MNT Improve error message with implicit pos_label in brier_score_loss #15412

qinhanmin2014 · 2019-10-31T03:48:13Z

Seems that people often specify pos_label when y_true is str :)

import numpy as np
from sklearn.metrics import brier_score_loss
y_true = np.array(["neg", "pos", "pos", "neg"])
y_pred = np.array([0.8, 0.6, 0.4, 0.2])
brier_score_loss(y_true, y_pred)

TypeError                                 Traceback (most recent call last)
<ipython-input-1-0a4406be1adf> in <module>
      3 y_true = np.array(["neg", "pos", "pos", "neg"])
      4 y_pred = np.array([0.8, 0.6, 0.4, 0.2])
----> 5 brier_score_loss(y_true, y_pred)

d:\github\scikit-learn\sklearn\metrics\_classification.py in brier_score_loss(y_true, y_prob, sample_weight, pos_label)
   2487             pos_label = 1
   2488         else:
-> 2489             pos_label = y_true.max()
   2490     y_true = np.array(y_true == pos_label, int)
   2491     return np.average((y_true - y_prob) ** 2, weights=sample_weight)

D:\Anaconda3\envs\dev\lib\site-packages\numpy\core\_methods.py in _amax(a, axis, out, keepdims, initial)
     26 def _amax(a, axis=None, out=None, keepdims=False,
     27           initial=_NoValue):
---> 28     return umr_maximum(a, axis, None, out, keepdims, initial)
     29 
     30 def _amin(a, axis=None, out=None, keepdims=False,

TypeError: cannot perform reduce with flexible type

jnothman · 2019-10-31T06:12:40Z

sklearn/metrics/tests/test_classification.py

@@ -2180,6 +2180,16 @@ def test_brier_score_loss():
    assert_almost_equal(
        brier_score_loss(['foo'], [0.4], pos_label='foo'), 0.36)

+    # correctly infer pos_label


Should this be tested in test_common.py?

I guess not, because we only infer pos_label in this way in brier_score_loss.

jnothman

Does this need what's new

glemaitre

We should modify the documentation to be more specific with string regarding the inference.

sklearn/metrics/tests/test_classification.py

glemaitre · 2019-11-07T12:41:06Z

sklearn/metrics/_classification.py

@@ -2486,6 +2486,6 @@ def brier_score_loss(y_true, y_prob, sample_weight=None, pos_label=None):
                np.array_equal(labels, [-1])):
            pos_label = 1
        else:
-            pos_label = y_true.max()
+            pos_label = labels[-1]


We need to update comment on the top of the if statemtent.
We need also to improve the documentation to be more specific in the docstring.

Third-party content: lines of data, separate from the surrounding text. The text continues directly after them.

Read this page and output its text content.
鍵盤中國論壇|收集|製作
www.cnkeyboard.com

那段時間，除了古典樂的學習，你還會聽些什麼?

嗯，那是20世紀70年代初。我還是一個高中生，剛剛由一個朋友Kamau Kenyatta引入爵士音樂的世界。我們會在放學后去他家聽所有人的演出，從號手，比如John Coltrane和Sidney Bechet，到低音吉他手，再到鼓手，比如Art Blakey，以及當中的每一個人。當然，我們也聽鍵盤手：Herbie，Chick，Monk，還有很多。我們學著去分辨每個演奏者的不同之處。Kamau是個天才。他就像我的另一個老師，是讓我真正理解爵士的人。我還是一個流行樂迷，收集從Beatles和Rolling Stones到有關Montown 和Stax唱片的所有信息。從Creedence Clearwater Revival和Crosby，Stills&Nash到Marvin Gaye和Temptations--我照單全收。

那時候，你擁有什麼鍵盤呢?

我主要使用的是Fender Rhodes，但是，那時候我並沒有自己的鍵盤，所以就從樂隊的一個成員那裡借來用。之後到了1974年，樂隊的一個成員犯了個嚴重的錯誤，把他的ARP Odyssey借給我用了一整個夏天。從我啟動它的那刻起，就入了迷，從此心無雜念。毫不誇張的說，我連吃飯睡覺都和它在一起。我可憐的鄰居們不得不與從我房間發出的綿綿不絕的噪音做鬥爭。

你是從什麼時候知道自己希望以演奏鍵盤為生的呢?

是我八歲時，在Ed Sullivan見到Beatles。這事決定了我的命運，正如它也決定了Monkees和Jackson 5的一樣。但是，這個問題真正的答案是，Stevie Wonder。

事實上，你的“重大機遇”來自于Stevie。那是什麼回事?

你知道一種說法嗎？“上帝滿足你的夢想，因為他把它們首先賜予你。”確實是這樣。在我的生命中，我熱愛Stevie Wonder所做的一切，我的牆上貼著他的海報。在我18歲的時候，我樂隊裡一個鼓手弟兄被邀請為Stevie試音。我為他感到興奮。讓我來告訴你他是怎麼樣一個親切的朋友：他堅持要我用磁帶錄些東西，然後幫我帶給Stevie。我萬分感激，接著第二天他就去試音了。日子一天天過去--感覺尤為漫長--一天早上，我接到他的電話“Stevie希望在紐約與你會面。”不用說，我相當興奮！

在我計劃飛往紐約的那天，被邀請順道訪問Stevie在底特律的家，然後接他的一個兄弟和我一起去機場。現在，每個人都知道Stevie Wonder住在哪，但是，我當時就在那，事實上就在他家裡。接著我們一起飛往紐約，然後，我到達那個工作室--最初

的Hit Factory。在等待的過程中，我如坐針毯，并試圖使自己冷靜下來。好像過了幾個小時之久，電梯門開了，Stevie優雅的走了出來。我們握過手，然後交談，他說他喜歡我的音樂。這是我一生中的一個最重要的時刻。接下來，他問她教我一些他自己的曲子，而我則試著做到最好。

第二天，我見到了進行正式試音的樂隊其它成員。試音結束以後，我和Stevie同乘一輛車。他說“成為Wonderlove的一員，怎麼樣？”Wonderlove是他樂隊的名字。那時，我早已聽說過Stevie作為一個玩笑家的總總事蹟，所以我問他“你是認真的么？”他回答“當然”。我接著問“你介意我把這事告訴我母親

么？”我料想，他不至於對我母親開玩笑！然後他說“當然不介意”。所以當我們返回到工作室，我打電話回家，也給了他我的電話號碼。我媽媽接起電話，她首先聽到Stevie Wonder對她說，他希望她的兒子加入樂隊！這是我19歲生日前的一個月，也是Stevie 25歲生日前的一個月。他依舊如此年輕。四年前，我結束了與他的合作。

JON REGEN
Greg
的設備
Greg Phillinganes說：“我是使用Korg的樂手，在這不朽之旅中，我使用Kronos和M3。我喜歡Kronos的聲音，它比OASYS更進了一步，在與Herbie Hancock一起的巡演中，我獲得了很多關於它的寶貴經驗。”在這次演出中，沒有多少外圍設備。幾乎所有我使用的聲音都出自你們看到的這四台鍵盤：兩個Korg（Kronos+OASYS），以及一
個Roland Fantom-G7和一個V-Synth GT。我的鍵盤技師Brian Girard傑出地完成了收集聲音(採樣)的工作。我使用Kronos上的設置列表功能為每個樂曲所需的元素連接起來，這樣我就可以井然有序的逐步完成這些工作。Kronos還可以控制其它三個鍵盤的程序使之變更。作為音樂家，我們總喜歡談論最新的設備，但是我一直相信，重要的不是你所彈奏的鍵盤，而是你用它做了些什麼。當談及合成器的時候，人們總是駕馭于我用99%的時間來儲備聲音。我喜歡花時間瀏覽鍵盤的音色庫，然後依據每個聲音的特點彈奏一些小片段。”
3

the comment is still valid and we already noted down the expected behaviour: Defaults to the greater label unless y_true is all 0 or all -1 in which case pos_label defaults to 1.

What I meant is to move this comment in the first branch (if np.array_equal ...) of the if and add the behavior in the second one.

I think the comment is OK since "otherwise pos_label is set to the greater label" is still true here . But yeah the docstring could be clarified to say that strings are also ordered by lexicographic order (which makes absolutely no sense to me)

doc/whats_new/v0.22.rst

Co-Authored-By: Guillaume Lemaitre <g.lemaitre58@gmail.com>

qinhanmin2014 · 2019-11-07T14:14:52Z

assert score1 == pytest.approx(score2)

should we deprecate assert_almost_equal?

glemaitre · 2019-11-07T14:24:39Z

should we deprecate assert_almost_equal?

This is still a undeprecated numpy function so I would say no.

qinhanmin2014 · 2019-11-07T14:32:09Z

This is still a undeprecated numpy function so I would say no.

This seems confusing, which one should we encourage contributors to use?

glemaitre · 2019-11-07T14:39:11Z

We encourage to use pytest. Only when we want to check something on array, we us `assert_***`. Deprecating will be annoying because we need to change our tests. This is a similar problem to the PEP8 issue.

…

On Thu, 7 Nov 2019 at 15:32, Hanmin Qin ***@***.***> wrote: This is still a undeprecated numpy function so I would say no. This seems confusing, which one should we encourage contributors to use? — You are receiving this because you commented. Reply to this email directly, view it on GitHub <#15412?email_source=notifications&email_token=ABY32P7YEQJVV5UN2X7GSELQSQRJRA5CNFSM4JHD2DOKYY3PNVWWK3TUL52HS4DFVREXG43VMVBW63LNMVXHJKTDN5WW2ZLOORPWSZGOEDMS4BQ#issuecomment-551104006>, or unsubscribe <https://github.com/notifications/unsubscribe-auth/ABY32P73J4L6KGFV3DAMXG3QSQRJRANCNFSM4JHD2DOA> .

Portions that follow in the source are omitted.